“From the Mara to Monheim”, 2023
Grove at the Wanderparkplatz (hikers’ car park)
Here you will find a schedule of when to listen to which animal. We recommend going around the wooded area.
The project of the English musician and sound artist Chris Watson was based on the idea of a so-called inversion weather situation or reversal weather situation. This means that sound waves can be carried over long distances.
In Watson's thought experiment, the sounds of an equatorial soundscape from the Masai Mara, a nature reserve in Kenya, were carried by this natural phenomenon into a small forest near the old town in Monheim am Rhein.
Reversed weather occurs when the air temperature rises in altitude, causing colder air near the ground to be trapped by a warmer layer of air above. Under these conditions, sound waves are reflected from the boundary layer back to the ground, causing the sound to propagate much further than usual.
Starting at 8 a.m., loudspeakers hidden among the trees brought the Masai Mara nature reserve in Kenya to life. A chorus of lions, birds, wildebeests, vervet monkeys, African elephants and many more could be heard throughout the day in the wooded area near Monheim's old town.

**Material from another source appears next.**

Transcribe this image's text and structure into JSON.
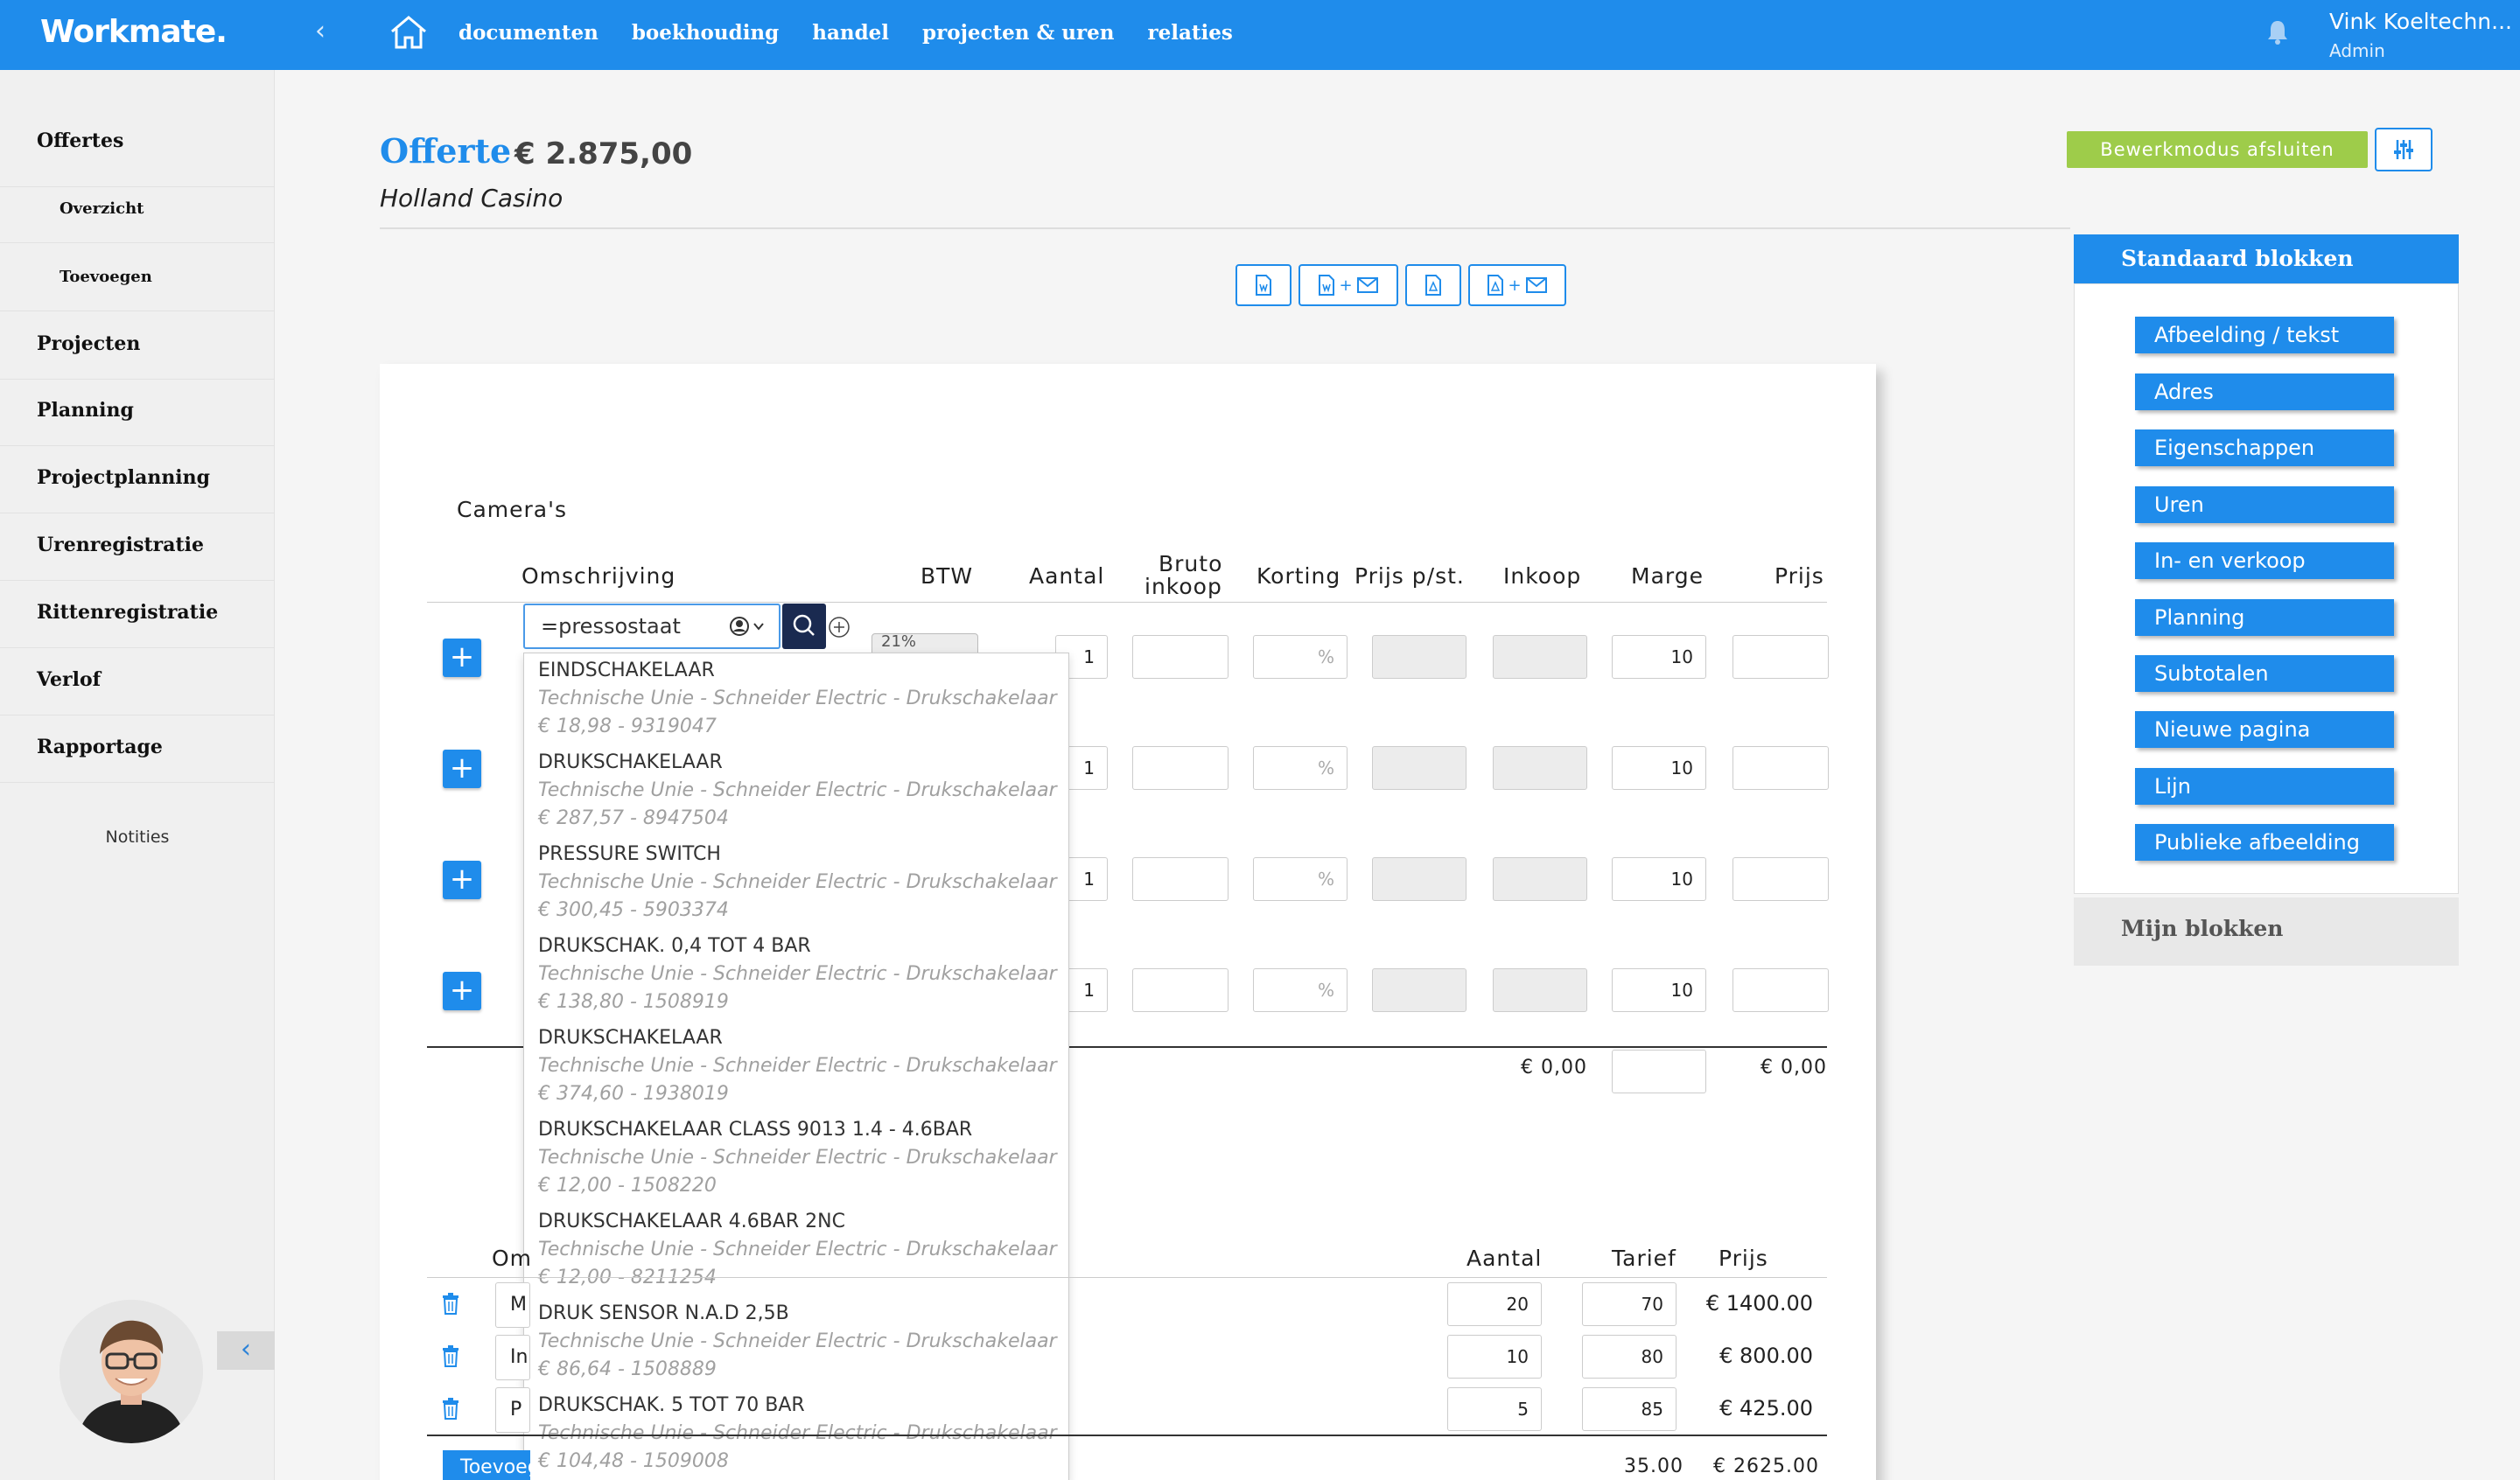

Until eight o'clock in the evening, the sounds alternated between dramatic and action-packed phases and periods of apparent calm and silence.
The high daytime temperature of up to 40 °C in Kenya strongly influence the behavior of the animals, that in the midday heat only solo songs of insects could be heard from the forest floor. In the afternoon tropical thunderclouds and thunder roared through the forest. Hippos emerged from the riverbed and a pride of lions came out of their den.
Nearby, the calls of a group of spotted hyenas rang out, making them as much a part of an evening chorus as the fluttering of bats, the croaking of frogs, or the buzzing of insects. Then began the time when the predators go hunting for their prey.
The work celebrated the sounds of a distant landscape transposed to the local landscape of Monheim at exactly the same time of day. The audience was invited to take a walk in a familiar place while engaging with the soundtrack and the everyday drama of a distant and unfamiliar habitat.
Chris Watson, lives and works in Newcastle upon Tyne. He was a founding member of the influential experimental music group Cabaret Voltaire in the late 1970s and early 1980s. Since then, he has developed a special and passionate interest in recording the sounds of animals and habitats from around the world. His television work includes many broadcasts of the David Attenborough series “Life,” including “The Life of Birds,” which won a BAFTA Award for “Best Factual Sound” in 1996, and the BBC series “Frozen Planet,” which also won a BAFTA Award.
Watson has recorded or contributed to numerous BBC Radio 4 and World Service productions, including “The Wire,” for which he won the Broadcasting Press Guild’s Broadcaster of The Year Award. Watson has also received the Paul Hamlyn Composers Award. His installations have been commissioned by international institutions and festivals including the Sheffield Millennium Gallery, Opera North in Leeds, The National Gallery, London, The Louvre, Paris, the Aichi Triennial in Japan and Unsound in Krakow.